A música da verdade

„As canções, para mim, eram mais importantes do que mero entretenimento. Eram as minhas preceptoras e guias para uma consciência alternativa da realidade” – assim assinou o papel da música na sua vida uma lenda do mundo não só musical mas ultimamente também literário, Bob Dylan. Encontrar uma pessoa que não gosta de música não seria uma das coisas mais fáceis no mundo. É a parte das nossas vidas e, para alguns, toda a vida. É o sinal da identidade dos povos desde os tempos mais antigos até agora, portanto, ouvir música é como viajar sem necessidade de sair de casa. Às vezes basta só uma canção para nós ficarmos contentes ou recordarmos um momento especial.
No entanto, se pensamos que a música é só entretenimento, vejamos o que é que significa a música de intervenção. A ditadura no século XX afetou tanto a Polónia como Portugal. Nós, os jovens que temos a sorte de viver num país livre não pensamos muito nos absurdos e dificuldades da vida diária nesse período. Se tivesse passado muito tempo isto seria compreensível mas foram os tempos dos nossos pais, mas agora, se calhar felizmente, já parecem ser muito distantes. Se não sabemos muito sobre o século passado, uma boa fonte de conhecimento histórico, para alguns mais interessante do que os livros, são… as canções. Um dos modos de rebelar-se contra o sistema era, tal como o teatro e a literatura, a música. Convencidos de que a palavra podia mudar o mundo, os artistas começaram a criar canções que criticavam a situação sociopolítica no país e que chamavam à atenção das pessoas para não ficarem indiferentes mas terem esperança num um amanhã melhor. „A música de esperança” surgiu antes mas foi especialmente presente nos últimos anos das ditaduras quando a censura não era tão restritiva.
Na Polónia o comunismo terminou no ano 1989 e em Portugal, o salazarismo, em 1974. Imaginem que não podem comprar o disco nem ouvir a música do vosso artista favorito. Na Polónia, já nos anos 50 quando, com o nascimento do rock and roll começou a nova era na história mundial, as autoridades tentavam impedir o desenvolvimento das novas, se calhar perigosas, correntes. Com o tempo, uma força imprevista, os jovens, que se rebelavam contra a ditadura, desempenhavam um papel cada vez mais importante na sociedade. Eventos sociais significativos, momentos de solidariedade e unidade foram os festivais em Jarocin, onde muitos grupos tocaram a música de intervenção. Quando uma banda cantava uma canção, o público mudava a letra, por exemplo em vez de: Não tenhas medo de tudo isto, eles certamente preferiam o texto: Não tenhas medo do Jaruzelski. Embora parecesse que não havia um lugar melhor para as mensagens sociais, as autoridades controlavam tudo, chegando a inventar as informações falsas sobre as bandas.
Como ser mais astutos do que eles? Frente ao sistema e aos censores, porque uma canção antes de ser gravada e publicada tinha de passar por um caminho longo, os músicos inventavam letras com o significado escondido, através dos símbolos, metáforas, eufemismos. Não se podia criticar diretamente o governo e a mais pequena alusão despertava a suspeita. Isto era um desafio e exigia muita criatividade do autor, no entanto, há casos, onde a mensagem é bastante direta mas os censores simplesmente não deram conta porque diz-se que não sabiam ouvir o rock.

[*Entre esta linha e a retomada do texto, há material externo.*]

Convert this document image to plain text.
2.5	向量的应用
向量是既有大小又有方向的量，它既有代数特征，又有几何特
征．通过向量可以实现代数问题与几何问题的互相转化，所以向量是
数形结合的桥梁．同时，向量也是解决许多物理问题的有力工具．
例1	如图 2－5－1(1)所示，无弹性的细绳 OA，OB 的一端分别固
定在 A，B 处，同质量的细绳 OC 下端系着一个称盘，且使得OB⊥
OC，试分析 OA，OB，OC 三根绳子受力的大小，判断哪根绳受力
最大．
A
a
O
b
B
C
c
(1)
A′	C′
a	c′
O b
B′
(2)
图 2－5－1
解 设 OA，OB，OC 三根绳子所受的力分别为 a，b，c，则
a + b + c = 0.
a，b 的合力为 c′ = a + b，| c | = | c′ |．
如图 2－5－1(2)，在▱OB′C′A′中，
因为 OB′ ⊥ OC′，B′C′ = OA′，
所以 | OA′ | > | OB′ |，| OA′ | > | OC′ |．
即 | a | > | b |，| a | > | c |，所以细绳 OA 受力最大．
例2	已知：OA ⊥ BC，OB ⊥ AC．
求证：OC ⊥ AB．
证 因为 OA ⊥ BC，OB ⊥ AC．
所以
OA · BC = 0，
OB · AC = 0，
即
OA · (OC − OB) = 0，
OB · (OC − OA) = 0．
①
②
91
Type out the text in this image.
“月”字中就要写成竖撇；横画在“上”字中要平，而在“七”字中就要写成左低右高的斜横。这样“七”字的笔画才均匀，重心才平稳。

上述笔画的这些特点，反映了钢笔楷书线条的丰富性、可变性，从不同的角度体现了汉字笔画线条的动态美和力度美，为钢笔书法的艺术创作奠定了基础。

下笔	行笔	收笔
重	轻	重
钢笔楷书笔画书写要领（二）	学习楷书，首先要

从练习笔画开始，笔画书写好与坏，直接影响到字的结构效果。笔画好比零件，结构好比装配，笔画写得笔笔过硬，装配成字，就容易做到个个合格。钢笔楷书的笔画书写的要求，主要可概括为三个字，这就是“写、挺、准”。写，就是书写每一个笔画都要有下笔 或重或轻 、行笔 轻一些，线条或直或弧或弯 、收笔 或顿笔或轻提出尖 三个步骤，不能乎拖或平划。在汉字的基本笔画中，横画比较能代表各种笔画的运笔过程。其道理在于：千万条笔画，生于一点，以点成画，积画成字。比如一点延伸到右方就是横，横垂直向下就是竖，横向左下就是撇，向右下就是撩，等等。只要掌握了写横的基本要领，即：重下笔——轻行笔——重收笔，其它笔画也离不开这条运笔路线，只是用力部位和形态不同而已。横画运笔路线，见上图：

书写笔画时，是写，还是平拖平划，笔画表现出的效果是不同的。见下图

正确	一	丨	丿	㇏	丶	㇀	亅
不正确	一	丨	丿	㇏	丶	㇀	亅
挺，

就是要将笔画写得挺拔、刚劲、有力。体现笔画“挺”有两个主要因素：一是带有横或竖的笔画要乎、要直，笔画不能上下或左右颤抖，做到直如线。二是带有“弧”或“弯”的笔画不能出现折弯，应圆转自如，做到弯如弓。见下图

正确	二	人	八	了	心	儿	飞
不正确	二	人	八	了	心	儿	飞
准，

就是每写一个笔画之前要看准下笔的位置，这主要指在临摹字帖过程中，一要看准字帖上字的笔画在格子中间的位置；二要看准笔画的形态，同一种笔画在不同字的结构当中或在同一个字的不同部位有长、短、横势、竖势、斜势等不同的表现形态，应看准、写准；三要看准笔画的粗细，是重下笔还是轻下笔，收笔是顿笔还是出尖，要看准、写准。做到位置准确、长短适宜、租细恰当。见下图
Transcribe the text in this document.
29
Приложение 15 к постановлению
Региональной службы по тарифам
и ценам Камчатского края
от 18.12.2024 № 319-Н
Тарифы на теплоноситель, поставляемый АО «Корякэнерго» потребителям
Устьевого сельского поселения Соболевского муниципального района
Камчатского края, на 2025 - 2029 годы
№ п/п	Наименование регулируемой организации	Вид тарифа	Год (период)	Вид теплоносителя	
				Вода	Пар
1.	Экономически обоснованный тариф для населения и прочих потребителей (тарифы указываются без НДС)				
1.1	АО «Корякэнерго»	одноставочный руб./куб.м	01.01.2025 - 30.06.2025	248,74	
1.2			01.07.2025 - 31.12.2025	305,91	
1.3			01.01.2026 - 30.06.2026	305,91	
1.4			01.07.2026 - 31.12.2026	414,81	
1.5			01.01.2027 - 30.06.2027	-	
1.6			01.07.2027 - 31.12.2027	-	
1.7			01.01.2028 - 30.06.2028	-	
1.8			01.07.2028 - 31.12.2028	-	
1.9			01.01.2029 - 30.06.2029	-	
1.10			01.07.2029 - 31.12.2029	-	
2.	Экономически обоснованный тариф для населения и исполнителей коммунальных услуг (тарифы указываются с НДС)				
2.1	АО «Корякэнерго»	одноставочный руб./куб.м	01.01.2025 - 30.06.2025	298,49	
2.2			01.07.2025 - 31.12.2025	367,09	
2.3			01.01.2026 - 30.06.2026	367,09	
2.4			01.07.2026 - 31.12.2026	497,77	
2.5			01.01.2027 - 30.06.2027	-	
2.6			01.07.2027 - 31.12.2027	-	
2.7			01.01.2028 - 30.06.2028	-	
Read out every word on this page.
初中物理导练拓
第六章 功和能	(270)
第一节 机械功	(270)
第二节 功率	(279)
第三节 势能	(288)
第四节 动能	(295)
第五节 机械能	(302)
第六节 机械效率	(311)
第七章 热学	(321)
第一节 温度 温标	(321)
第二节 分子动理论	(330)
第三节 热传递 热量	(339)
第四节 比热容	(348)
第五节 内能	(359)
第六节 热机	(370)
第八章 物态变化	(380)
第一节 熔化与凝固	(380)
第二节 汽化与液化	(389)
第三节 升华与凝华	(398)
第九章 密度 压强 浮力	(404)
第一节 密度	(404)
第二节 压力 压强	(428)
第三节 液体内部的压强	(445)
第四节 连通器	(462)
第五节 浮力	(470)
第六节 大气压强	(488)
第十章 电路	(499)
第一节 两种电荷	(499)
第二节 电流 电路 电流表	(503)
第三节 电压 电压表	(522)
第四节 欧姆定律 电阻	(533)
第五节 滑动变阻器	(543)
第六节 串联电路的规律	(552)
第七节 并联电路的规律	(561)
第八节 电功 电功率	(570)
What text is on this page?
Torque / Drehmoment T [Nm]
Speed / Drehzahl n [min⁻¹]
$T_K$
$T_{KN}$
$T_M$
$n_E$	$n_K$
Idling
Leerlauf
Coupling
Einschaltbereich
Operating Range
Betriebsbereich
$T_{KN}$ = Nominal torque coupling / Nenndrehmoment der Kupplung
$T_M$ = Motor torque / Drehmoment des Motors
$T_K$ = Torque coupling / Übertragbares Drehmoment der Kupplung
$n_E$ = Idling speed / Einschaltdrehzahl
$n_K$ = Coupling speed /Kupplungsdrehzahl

Em Portugal a música de intervenção surgiu nos anos sessenta e o primeiro artista foi José Afonso. As suas canções foram uma chamada de atenção às pessoas que sabiam já, com uma situação crítica e ainda agravada pelo regime do Estado Novo, que chegou o tempo das mudanças. O tempo para lutar pelos direitos e pelas boas condições de trabalho e de vida. O regresso às raízes como o fado, o texto reflexivo, poético e sincero foram animando o povo, até um dia de Abril...
Na Polónia os artistas e grupos mais importantes nesse período eram Kult, Czesław Niemen, Manaam, Dżem, Brygada Kryzys, Dezerter.


Apesar do perigo de acabar numa prisão ou até de ter de abandonar o país os artistas não tinham medo de dizer a verdade. A música era uma das muitas formas de lutar contra o regime. Acho que hoje em dia podemos estar agradecidos por viver num país livre, procurar sempre a verdade e nunca ter medo de dizê-la.